Last column represents the class i.e fraud or non-fraud. Let's plot this class against the Frequency to see how the data is distributed. We are not going to use this label as its a non-supervised technique.

This dataset has 28 columns, $V_i$ for $i=1..28$ of anonymized features along with columns for time, amount, and class. We already know that the columns $V_i$ have been normalized to have $0$ mean and unit standard deviation as the result of a PCA. You can read more about PCA here - https://en.wikipedia.org/wiki/Principal_component_analysis 

In [None]:
data.describe()

In [None]:
nonfrauds, frauds = data.groupby('Class').size()
print('Number of frauds: ', frauds)
print('Number of non-frauds: ', nonfrauds)
print('Percentage of fradulent data: {:.3%}'.format(frauds/(frauds + nonfrauds)))

The class column corresponds to whether or not a transaction is fradulent. We see that the majority of data is non-fraudulant with only $492$ ($.173\%$) of the data corresponding to fraudulant examples.

In [None]:
labels = ['normal','fraud']
classes = pd.value_counts(data['Class'], sort = True)
classes.plot(kind = 'bar', rot=0)
plt.title("Transaction class distribution")
plt.xticks(range(2), labels)
plt.xlabel("Class")
plt.ylabel("Frequency");

It clearly indicates that its a highly imbalanced dataset.

In [None]:
feature_columns = data.columns[:-1]
label_column = data.columns[-1]

features = data[feature_columns].values.astype('float32')
labels = (data[label_column].values).astype('float32')
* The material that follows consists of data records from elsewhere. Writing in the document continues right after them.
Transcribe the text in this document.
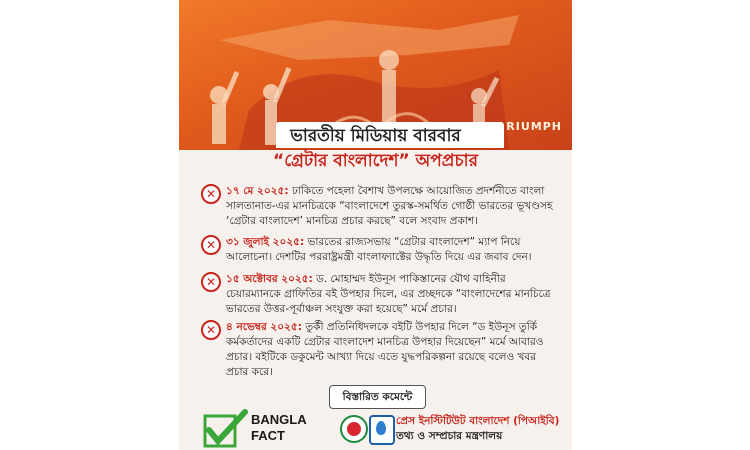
RIUMPH
ভারতীয় মিডিয়ায় বারবার
“গ্রেটার বাংলাদেশ” অপপ্রচার
✕ ১৭ মে ২০২৫: ঢাকিতে পহেলা বৈশাখ উপলক্ষে আয়োজিত প্রদর্শনীতে বাংলা সালতানাত-এর মানচিত্রকে “বাংলাদেশে তুরস্ক-সমর্থিত গোষ্ঠী ভারতের ভূখণ্ডসহ ‘গ্রেটার বাংলাদেশ’ মানচিত্র প্রচার করছে” বলে সংবাদ প্রকাশ।
✕ ৩১ জুলাই ২০২৫: ভারতের রাজ্যসভায় “গ্রেটার বাংলাদেশ” ম্যাপ নিয়ে আলোচনা। দেশটির পররাষ্ট্রমন্ত্রী বাংলাফ্যাক্টের উদ্ধৃতি দিয়ে এর জবাব দেন।
✕ ১৫ অক্টোবর ২০২৫: ড. মোহাম্মদ ইউনূস পাকিস্তানের যৌথ বাহিনীর চেয়ারম্যানকে গ্রাফিতির বই উপহার দিলে, এর প্রচ্ছদকে “বাংলাদেশের মানচিত্রে ভারতের উত্তর-পূর্বাঞ্চল সংযুক্ত করা হয়েছে” মর্মে প্রচার।
✕ ৪ নভেম্বর ২০২৫: তুর্কী প্রতিনিধিদলকে বইটি উপহার দিলে “ড ইউনূস তুর্কি কর্মকর্তাদের একটি গ্রেটার বাংলাদেশ মানচিত্র উপহার দিয়েছেন” মর্মে আবারও প্রচার। বইটিকে ডকুমেন্ট আখ্যা দিয়ে এতে যুদ্ধপরিকল্পনা রয়েছে বলেও খবর প্রচার করে।
বিস্তারিত কমেন্টে
BANGLA
FACT
প্রেস ইনস্টিটিউট বাংলাদেশ (পিআইবি)
তথ্য ও সম্প্রচার মন্ত্রণালয়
### Prepare Data and Upload to S3

In [None]:
# move class to the first column
model_data = data
model_data = pd.concat([model_data['Class'], model_data.drop(['Class'], axis=1)], axis=1)
model_data.head()

In [None]:
# data split and save as CSV - 70/20/10
train_df, temp_df = train_test_split(model_data, test_size=0.3, random_state=4321, shuffle=True, stratify=model_data['Class'])
val_df, test_df = train_test_split(temp_df, test_size=0.33333, random_state=4321, shuffle=True, stratify=temp_df['Class'])

Other part to note is that we have two columns Time and Amount which are not scaled. So let's scale them by using standard scaler from sklearn. 

In [None]:
time_scaler = StandardScaler()
time_scaler.fit(train_df['Time'].values.reshape(-1, 1))
train_df['Time'] = time_scaler.transform(train_df['Time'].values.reshape(-1, 1))
val_df['Time'] = time_scaler.transform(val_df['Time'].values.reshape(-1, 1))
test_df['Time'] = time_scaler.transform(test_df['Time'].values.reshape(-1, 1))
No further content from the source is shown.